O vampiro deslizou pela janela com graciosidade, em um salto calculado atravessou os três metros que o separavam do chão e aterrissou com suavidade. A imundice da cidade o golpeou com força , tomando de assalto suas narinas e fazendo com que o aristocrata desejasse não possuir o olfato tão aguçado. Ele observou o feudo vagarosamente, e usando uma velha técnica que seus irmãos de armas chamavam de “contar os corpos”, ele mentalizou o número de casas, distinguiu aromas e calculou quanto tempo conseguiria se manter no pequeno vilarejo.
Infelizmente, não era muito tempo. Quatro meses, no máximo. Depois disso ele teria que abandonar seu pequeno anjo aos caprichos do destino.

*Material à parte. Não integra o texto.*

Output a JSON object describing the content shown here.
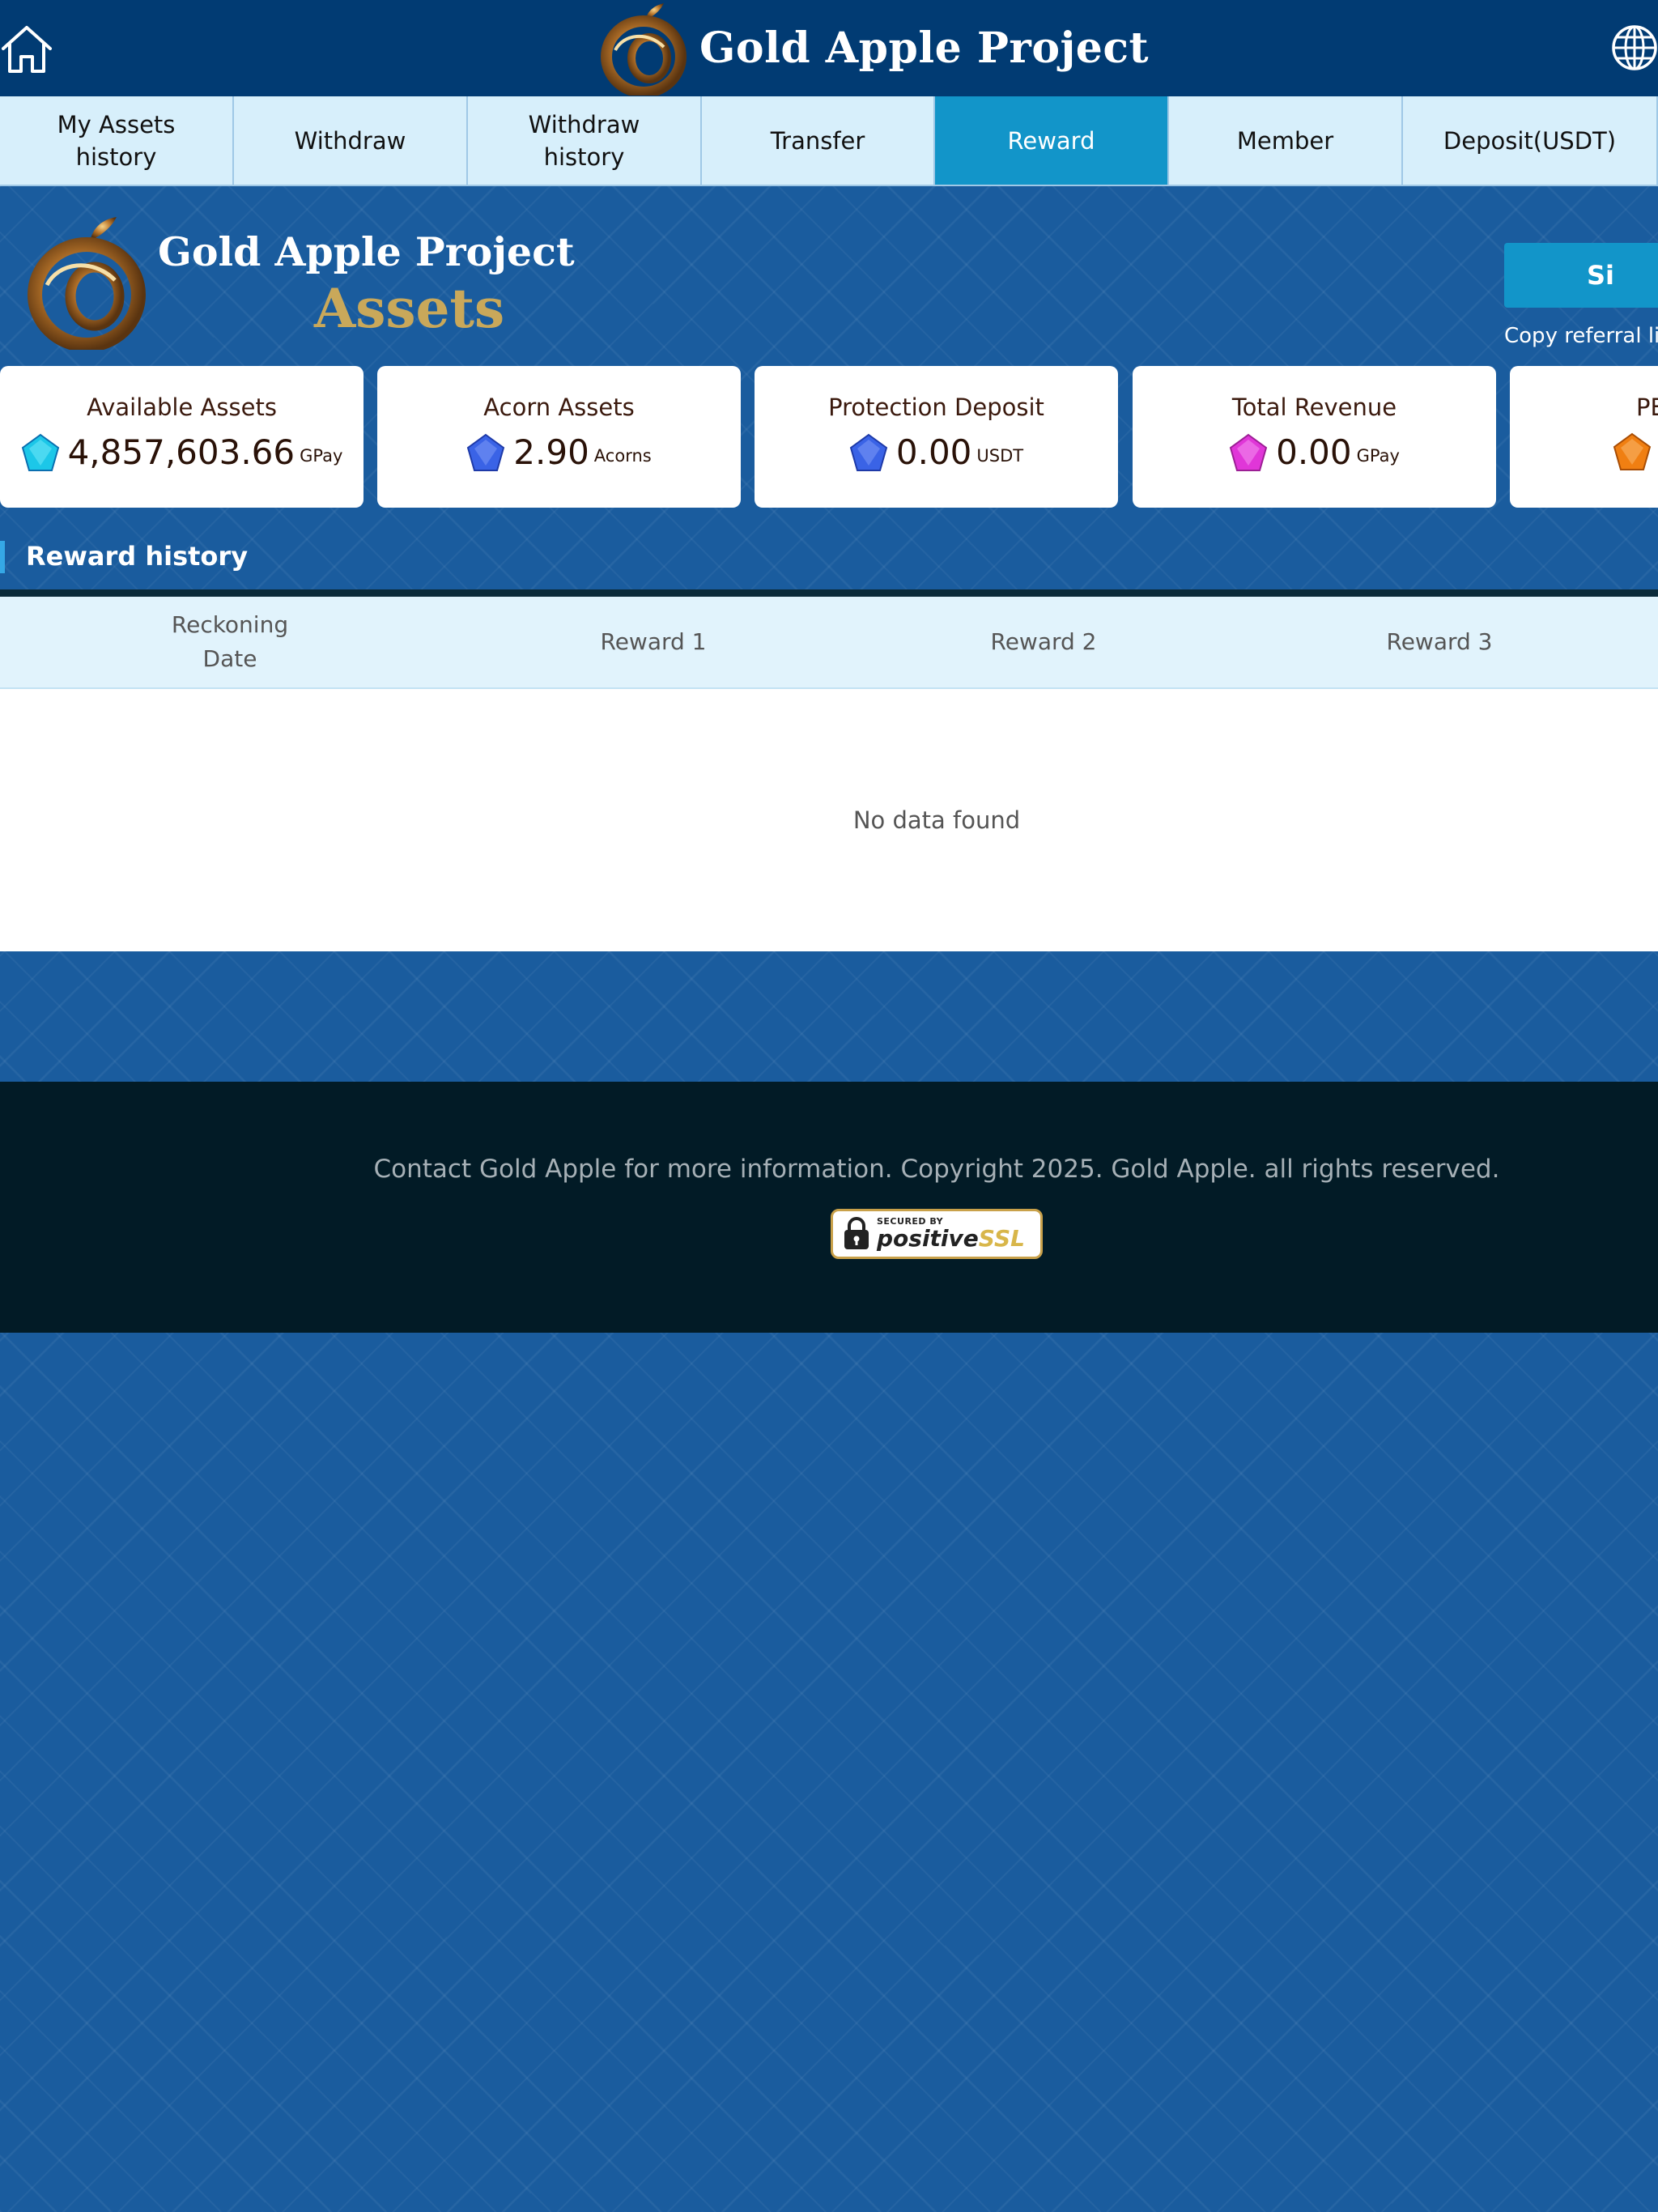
{
  "header": {
    "title": "Gold Apple Project"
  },
  "tabs": [
    {
      "label": "My Assets\nhistory",
      "active": false
    },
    {
      "label": "Withdraw",
      "active": false
    },
    {
      "label": "Withdraw\nhistory",
      "active": false
    },
    {
      "label": "Transfer",
      "active": false
    },
    {
      "label": "Reward",
      "active": true
    },
    {
      "label": "Member",
      "active": false
    },
    {
      "label": "Deposit(USDT)",
      "active": false
    }
  ],
  "hero": {
    "title": "Gold Apple Project",
    "subtitle": "Assets",
    "signin_label": "Si",
    "copy_link_label": "Copy referral lin"
  },
  "cards": [
    {
      "title": "Available Assets",
      "value": "4,857,603.66",
      "unit": "GPay",
      "gem_color": "#1cc7e8"
    },
    {
      "title": "Acorn Assets",
      "value": "2.90",
      "unit": "Acorns",
      "gem_color": "#3a63e6"
    },
    {
      "title": "Protection Deposit",
      "value": "0.00",
      "unit": "USDT",
      "gem_color": "#3a63e6"
    },
    {
      "title": "Total Revenue",
      "value": "0.00",
      "unit": "GPay",
      "gem_color": "#e036d8"
    },
    {
      "title": "PE",
      "value": "",
      "unit": "",
      "gem_color": "#f07f12"
    }
  ],
  "section": {
    "title": "Reward history"
  },
  "table": {
    "columns": [
      "Reckoning\nDate",
      "Reward 1",
      "Reward 2",
      "Reward 3"
    ],
    "empty_text": "No data found"
  },
  "footer": {
    "text": "Contact Gold Apple for more information. Copyright 2025. Gold Apple. all rights reserved.",
    "ssl_small": "SECURED BY",
    "ssl_main_a": "positive",
    "ssl_main_b": "SSL"
  },
  "colors": {
    "header_bg": "#013b73",
    "tab_bg": "#d7effb",
    "tab_active_bg": "#1295c9",
    "page_bg": "#1a5c9e",
    "footer_bg": "#021b26"
  }
}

O vampiro afastou o pensamento agourento concentrando-se em seu objetivo imediato. Apesar de sempre sonhar com o dia em que voltaria a fazer jorrar vitae de almas condenadas, ele sabia que neste momento não era apropriado. Ele via pouco mais do que trinta casas acabadas e tomadas por um tapete branco e opressor. Seriam os germânicos tão avessos ao pai inverno?
Não havia uma única pessoa fora de casa, nenhuma vela acesa, até mesmo os lobos agora desfrutavam do sono comatoso que só o frio do norte pode trazer.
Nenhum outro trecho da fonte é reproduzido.